What seemed like mountains of dead were thrown into the city, and the Christians could not hide or flee or escape from them, although they dumped as many of the bodies as they could in the sea. And soon the rotting corpses tainted the air and poisoned the water supply, and the stench was so overwhelming that hardly one in several thousand was in a position to flee the remains of the Tartar army. Moreover one infected man could carry the poison to others, and infect people and places with the disease by look alone. No one knew, or could discover, a means of defense.
… As it happened, among those who escaped from Caffa by boat were a few sailors who had been infected with the poisonous disease. Some boats were bound for Genoa, others went to Venice and to other Christian areas. When the sailors reached these places and mixed with the people there, it was as if they had brought evil spirits with them: every city, every settlement, every place was poisoned by the contagious pestilence, and their inhabitants, both men and women, died suddenly. And when one person had contracted the illness, he poisoned his whole family even as he fell and died, so that those preparing to bury his body were seized by death in the same way. Thus death entered through the windows, and as cities and towns were depopulated their inhabitants mourned their dead neighbours.”
[this English translation of De Mussi’s account, is from ‘The Black Death’ by Rosemary Horrox]
And so, this has become the story of how the black death came to the towns of Italy, and then to the rest of Europe - by way of their trading ships - and how it spread through the Mongol khanates too, along their trading routes, as the plague swept through the un-hygienic streets of the looted populations, killing an estimated one-third (or more) of the European population, and an estimated one-third (or more) of the Persian, Mongolian and Chinese populations.
But, over the following decades, while the world was being overwhelmed by the black death, the last Yuan (Mongol) emperor would flee north, from the winter capital at Khanbaliq [Dadu], to the summer capital at Shangdu [Xanadu], and the rebel leader Zhu Yuanzhang, would raze Khanbaliq and rename it Beiping [today’s Beijing] and he would become Hongwu, the first Ming Emperor of China in 1368.
Perhaps, this story may remind some people of how the Japanese Imperial Army, bombed the people of China, with fleas carrying bubonic plague, in Ningbo in 1940 and in Changde in 1941, before its army was defeated, and Mao Zedong proclaimed the People’s Republic of China in 1949! And of how, after that war, that Japanese Unit 731 was brought out of Japan and into NATO, and how bio-warfare labs were set up near Crimea, in Ukraine, in that same area where that plague of the 14th century started!!!

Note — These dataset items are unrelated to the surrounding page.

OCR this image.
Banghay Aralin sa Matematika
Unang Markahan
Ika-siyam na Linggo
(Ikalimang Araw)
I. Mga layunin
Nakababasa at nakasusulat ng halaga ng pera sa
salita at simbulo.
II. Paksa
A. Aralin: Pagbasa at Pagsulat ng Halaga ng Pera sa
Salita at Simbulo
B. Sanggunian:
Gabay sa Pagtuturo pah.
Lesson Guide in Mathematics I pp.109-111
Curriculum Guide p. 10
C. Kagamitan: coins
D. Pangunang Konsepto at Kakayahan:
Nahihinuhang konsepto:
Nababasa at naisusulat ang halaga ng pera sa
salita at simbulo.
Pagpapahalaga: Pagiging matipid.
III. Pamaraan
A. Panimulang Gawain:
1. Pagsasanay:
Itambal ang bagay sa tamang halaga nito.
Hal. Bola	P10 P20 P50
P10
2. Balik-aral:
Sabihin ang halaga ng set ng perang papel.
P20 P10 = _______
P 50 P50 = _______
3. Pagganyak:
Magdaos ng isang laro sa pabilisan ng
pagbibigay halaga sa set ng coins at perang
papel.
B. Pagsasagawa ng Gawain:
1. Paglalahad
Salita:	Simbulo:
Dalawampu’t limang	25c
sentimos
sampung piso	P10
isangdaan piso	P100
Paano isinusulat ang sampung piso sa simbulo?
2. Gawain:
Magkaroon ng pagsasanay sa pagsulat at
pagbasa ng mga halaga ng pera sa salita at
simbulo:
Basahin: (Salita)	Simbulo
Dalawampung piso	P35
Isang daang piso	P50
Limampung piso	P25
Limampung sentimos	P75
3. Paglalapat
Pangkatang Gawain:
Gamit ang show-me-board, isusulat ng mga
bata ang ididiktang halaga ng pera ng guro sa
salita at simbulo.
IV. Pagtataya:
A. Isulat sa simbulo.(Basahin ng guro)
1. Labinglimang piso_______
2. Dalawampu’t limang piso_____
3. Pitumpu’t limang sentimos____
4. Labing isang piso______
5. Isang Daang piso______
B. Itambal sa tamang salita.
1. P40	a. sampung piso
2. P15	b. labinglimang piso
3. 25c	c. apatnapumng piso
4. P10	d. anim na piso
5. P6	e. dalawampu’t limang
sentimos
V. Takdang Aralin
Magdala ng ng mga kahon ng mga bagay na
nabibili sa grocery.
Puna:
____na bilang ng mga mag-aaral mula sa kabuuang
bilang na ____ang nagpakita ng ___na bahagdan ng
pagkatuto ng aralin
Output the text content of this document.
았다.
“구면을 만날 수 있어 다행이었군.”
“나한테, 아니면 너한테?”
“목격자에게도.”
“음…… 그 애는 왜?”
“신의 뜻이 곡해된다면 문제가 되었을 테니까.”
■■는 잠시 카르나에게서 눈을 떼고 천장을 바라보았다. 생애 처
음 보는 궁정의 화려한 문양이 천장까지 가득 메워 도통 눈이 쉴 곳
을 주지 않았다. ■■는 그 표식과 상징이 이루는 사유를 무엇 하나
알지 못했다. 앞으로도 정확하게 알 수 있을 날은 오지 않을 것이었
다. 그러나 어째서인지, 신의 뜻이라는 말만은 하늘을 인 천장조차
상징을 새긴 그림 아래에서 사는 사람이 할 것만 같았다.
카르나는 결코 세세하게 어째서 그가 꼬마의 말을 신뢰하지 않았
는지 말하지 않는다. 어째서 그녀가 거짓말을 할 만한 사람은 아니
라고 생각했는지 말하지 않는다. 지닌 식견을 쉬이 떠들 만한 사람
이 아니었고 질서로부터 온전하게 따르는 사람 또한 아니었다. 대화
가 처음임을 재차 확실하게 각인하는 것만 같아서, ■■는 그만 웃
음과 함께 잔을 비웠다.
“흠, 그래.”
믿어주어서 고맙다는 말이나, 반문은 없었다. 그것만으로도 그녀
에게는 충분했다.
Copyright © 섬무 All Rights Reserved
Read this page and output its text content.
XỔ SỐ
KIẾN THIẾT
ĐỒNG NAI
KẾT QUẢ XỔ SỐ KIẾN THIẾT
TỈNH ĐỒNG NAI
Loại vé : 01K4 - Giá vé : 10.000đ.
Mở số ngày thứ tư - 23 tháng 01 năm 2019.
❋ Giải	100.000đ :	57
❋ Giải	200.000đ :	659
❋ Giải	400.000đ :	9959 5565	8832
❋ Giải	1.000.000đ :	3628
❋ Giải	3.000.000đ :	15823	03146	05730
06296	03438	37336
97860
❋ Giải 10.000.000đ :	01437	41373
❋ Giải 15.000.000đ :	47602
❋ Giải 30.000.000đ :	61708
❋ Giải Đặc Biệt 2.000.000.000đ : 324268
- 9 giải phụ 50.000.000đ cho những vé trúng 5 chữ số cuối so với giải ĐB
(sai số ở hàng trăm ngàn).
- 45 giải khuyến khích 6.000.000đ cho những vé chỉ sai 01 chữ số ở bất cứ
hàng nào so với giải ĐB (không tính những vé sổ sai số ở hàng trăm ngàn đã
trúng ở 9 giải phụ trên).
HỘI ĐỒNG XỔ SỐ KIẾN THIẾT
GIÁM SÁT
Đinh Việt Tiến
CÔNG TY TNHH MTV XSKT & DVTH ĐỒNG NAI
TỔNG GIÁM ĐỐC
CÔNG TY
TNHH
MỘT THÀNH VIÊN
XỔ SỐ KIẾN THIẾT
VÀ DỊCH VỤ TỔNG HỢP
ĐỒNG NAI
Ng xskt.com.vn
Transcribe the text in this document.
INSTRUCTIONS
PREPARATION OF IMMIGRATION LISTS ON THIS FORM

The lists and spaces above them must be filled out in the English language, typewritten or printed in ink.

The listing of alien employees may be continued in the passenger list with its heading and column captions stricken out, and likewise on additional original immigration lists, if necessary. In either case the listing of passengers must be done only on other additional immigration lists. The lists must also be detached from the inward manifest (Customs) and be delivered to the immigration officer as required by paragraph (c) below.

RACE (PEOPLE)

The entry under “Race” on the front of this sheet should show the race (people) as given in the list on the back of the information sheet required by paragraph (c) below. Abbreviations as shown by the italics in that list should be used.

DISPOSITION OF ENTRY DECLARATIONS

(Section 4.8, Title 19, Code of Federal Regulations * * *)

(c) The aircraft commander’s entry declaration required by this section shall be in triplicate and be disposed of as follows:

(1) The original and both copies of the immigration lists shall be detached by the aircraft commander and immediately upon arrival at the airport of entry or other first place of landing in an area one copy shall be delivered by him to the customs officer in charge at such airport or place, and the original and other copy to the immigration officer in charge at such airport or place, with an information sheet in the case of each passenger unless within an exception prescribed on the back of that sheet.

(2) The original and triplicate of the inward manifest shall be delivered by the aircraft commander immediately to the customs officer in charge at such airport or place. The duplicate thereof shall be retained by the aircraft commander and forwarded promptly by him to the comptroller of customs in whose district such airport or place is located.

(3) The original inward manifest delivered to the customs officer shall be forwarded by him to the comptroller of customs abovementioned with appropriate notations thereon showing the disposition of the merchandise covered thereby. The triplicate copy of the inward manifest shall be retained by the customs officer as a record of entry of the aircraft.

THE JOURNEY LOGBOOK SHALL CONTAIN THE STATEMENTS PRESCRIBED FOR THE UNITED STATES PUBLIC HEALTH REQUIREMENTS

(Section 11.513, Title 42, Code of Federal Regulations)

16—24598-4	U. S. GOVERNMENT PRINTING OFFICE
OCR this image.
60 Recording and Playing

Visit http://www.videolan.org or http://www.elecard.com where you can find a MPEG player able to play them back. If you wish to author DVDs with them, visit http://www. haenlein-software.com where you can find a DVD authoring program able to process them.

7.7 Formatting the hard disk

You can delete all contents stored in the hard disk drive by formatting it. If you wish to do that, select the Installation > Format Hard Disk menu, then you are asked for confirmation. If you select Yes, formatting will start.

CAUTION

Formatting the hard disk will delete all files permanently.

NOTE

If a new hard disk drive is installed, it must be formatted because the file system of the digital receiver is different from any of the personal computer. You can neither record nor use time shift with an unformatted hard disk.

And I’m sure that after the black death, many people stopped reading, not just reading Marco and Dante, but they stopped reading altogether, after acquiring that plague of hopelessness!!! But also, I’m sure that some people decided that this was reason to read all the more, with a hope to make a future that could be free of such calamities.
And this story reminded me once again of Mary Shelley’s book ‘The Last Man’, and of the siege of Constantinople and the beginnings of the spread of the plague there, that ravished all of Europe, until there was only one person who was left alive, but who realized that he wasn’t the last man, but hopefully that he could be the first man!
And I think that there must be a new generation that wants to read Marco Polo again! Because I read a story about the many young people who are travelling to China, like modern Marco Polos, in order to see for themselves the wonders of the new China - “Inspirations that 'Marco Bloggers' bring to our time”, and also because this year is being celebrated as the 700th anniversary of Marco Polo’s death.
And as Mark Twain once said - ‘history does not repeat itself, but it often rhymes’.